01 — At a Glance
The Company That Demerged Its Dreams, Kept The Land
- 52-Week High / Low₹126 / ₹74.9
- Q3 FY26 Revenue₹74.3 Cr
- Q3 FY26 PAT₹60.1 Cr
- EPS (Q3)₹2.34
- TTM EPS₹12.41
- Book Value / Share₹98.8
- Price to Book0.82x
- Debt / Equity0.00x (mostly)
- Net Worth (Sep 2025)₹2,535 Cr
- Total Assets (Sep 2025)₹2,727 Cr
Flash Summary: Alembic posted Q3 PAT of ₹60.1 crore at a ₹79.5 stock price, valuing it at just 6.4x TTM earnings. The company is practically debt-free, holds a ₹5,570 crore stake in Alembic Pharma (more than 2.7x its market cap), and still trades below book value. The only mystery: why hasn’t the market re-rated this yet? The answer: because the real estate business keeps confusing everyone.
02 — Introduction
Once Upon A Time: 118 Years, One Identity Crisis
Alembic Limited was born in 1907 — back when Indians were debating whether to wear a waistcoat or just go with dhotis. For over a century, it made pharmaceuticals. Then, in 2010, the board had a think-and-decided: “You know what? Let’s split the company. We’ll keep the holding company, the real estate, the windmills, and the APIs. The actual money-making pharma formulations? Let’s spin that into Alembic Pharma Ltd and keep 28% of it as a trophy.”
Today’s Alembic is that trophy holder. It’s a real estate developer with 102 acres of land in Vadodara (and some posh projects), a minority shareholder in a ₹6,800 crore pharmaceutical company, and a marginal API manufacturer on life support. The stock has returned -25% in one year, -5.74% in five years, and somehow still pays a 3% dividend. This is a company where every quarter feels like showing up to a family gathering where nobody agrees on anything, but everyone leaves happy because there’s free food.
The Plot Twist: Alembic’s 28.5% stake in Alembic Pharmaceuticals (APL) is now worth ₹5,570 crore. Alembic Ltd itself has a market cap of ₹2,041 crore. Mathematically, the market is saying: “Your real estate + APIs + 71.5% of APL holdings we don’t own = negative ₹3,529 crore.” Yes, negative. The market is literally charging you to own the non-APL parts. This is a conundrum wrapped in confusion inside an enigma.
03 — Business Model: WTF Do They Actually Sell?
Real Estate Delivered Dreams. APIs Deliver… Mixed Results.
Let’s split Alembic’s businesses. Revenue breakdown (FY25) tells the story: Real Estate is doing ₹80% of the work, APIs are barely 20%. But the PAT breakdown (profit after tax) reads like a financial thriller: real estate projects generate solid gross margins, but APIs operate on job-work margins that would make a supermarket jealous.

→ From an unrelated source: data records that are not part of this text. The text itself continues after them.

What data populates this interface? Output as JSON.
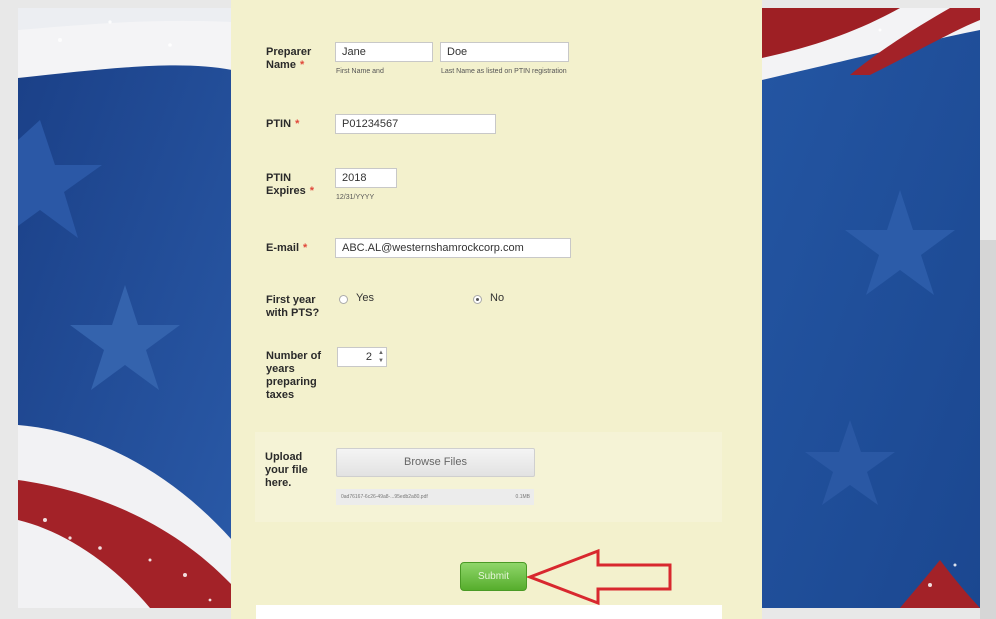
{
  "form": {
    "preparer_name": {
      "label_line1": "Preparer",
      "label_line2": "Name",
      "required": "*",
      "first_value": "Jane",
      "last_value": "Doe",
      "first_hint": "First Name and",
      "last_hint": "Last Name as listed on PTIN registration"
    },
    "ptin": {
      "label": "PTIN",
      "required": "*",
      "value": "P01234567"
    },
    "ptin_expires": {
      "label_line1": "PTIN",
      "label_line2": "Expires",
      "required": "*",
      "value": "2018",
      "hint": "12/31/YYYY"
    },
    "email": {
      "label": "E-mail",
      "required": "*",
      "value": "ABC.AL@westernshamrockcorp.com"
    },
    "first_year": {
      "label_line1": "First year",
      "label_line2": "with PTS?",
      "options": [
        "Yes",
        "No"
      ],
      "selected": "No"
    },
    "years_preparing": {
      "label_lines": [
        "Number of",
        "years",
        "preparing",
        "taxes"
      ],
      "value": "2",
      "arrows": "▲▼"
    },
    "upload": {
      "label_lines": [
        "Upload",
        "your file",
        "here."
      ],
      "button_label": "Browse Files",
      "file_name": "0ad76167-6c26-49a8-...95edb2a80.pdf",
      "file_size": "0.1MB"
    },
    "submit_label": "Submit"
  },
  "colors": {
    "form_background": "#f3f1cd",
    "required_star": "#e0483a",
    "submit_green": "#56ad2c",
    "arrow_red": "#d8282e",
    "flag_blue": "#1f4f98",
    "flag_red": "#9e1f24"
  },
  "icons": [
    "star-icon",
    "radio-icon",
    "stepper-arrows-icon",
    "arrow-annotation-icon"
  ]
}
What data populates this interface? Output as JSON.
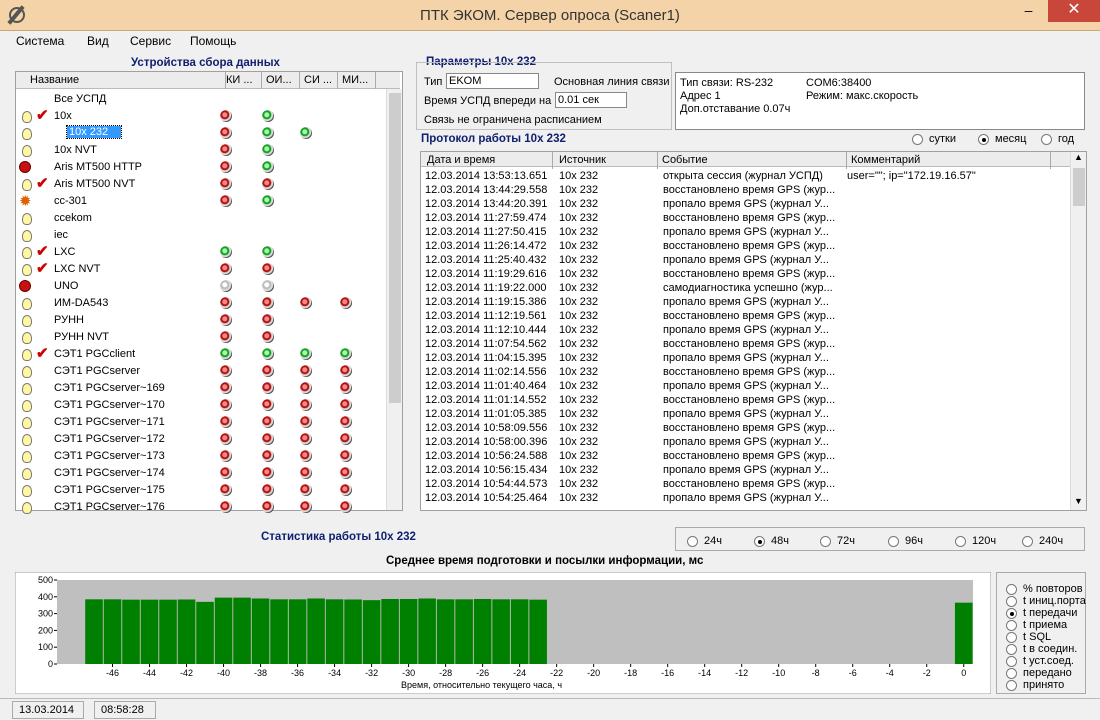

The real estate segment includes four residential projects at various stages: Townhouse 24 (100% sold), The Villa (75% sold), The Garden (85% sold), and the newly launched Park Crescent. Plus, it’s leasing commercial office buildings in Vadodara’s Alembic City — a mixed-use development with art studios, restaurants, and museums. Yes, they have a museum. Because apparently, when you’re a conglomerate in crisis, you add a museum.
The API segment manufactures generic active pharmaceutical ingredients like Erythromycin Estolate and Fluoxetine — mostly on a job-work basis for group companies and other pharma players. Translation: low margins, low volume, low drama. It exists to use up the inherited manufacturing capacity and keep the cost accountant busy. The dividend income from APL stake (₹63 crore in FY25 alone) is the real profit machine, accounting for 23% of revenues but 40% of operating profit.
Real Estate80%of FY25 revenue
API Revenue₹32 CrFY25 segment
Dividend Income₹63 Crfrom APL (FY25)
Land Bank102 Acresin Vadodara
Fun Fact: The electricity duty litigation case from 2004 (yes, 2004) hangs over the company like a Bollywood villain. ₹35 crore deposited with the Supreme Court, ₹20.53 crore provisioned, and the appeal is still “admitted.” This is either the longest legal thriller or an omen. ICRA reaffirmed AA- (Stable) ratings in May 2025, noting the litigation as “monitorable.” Translation: we’re watching this like a Netflix series, but the ratings stay for now.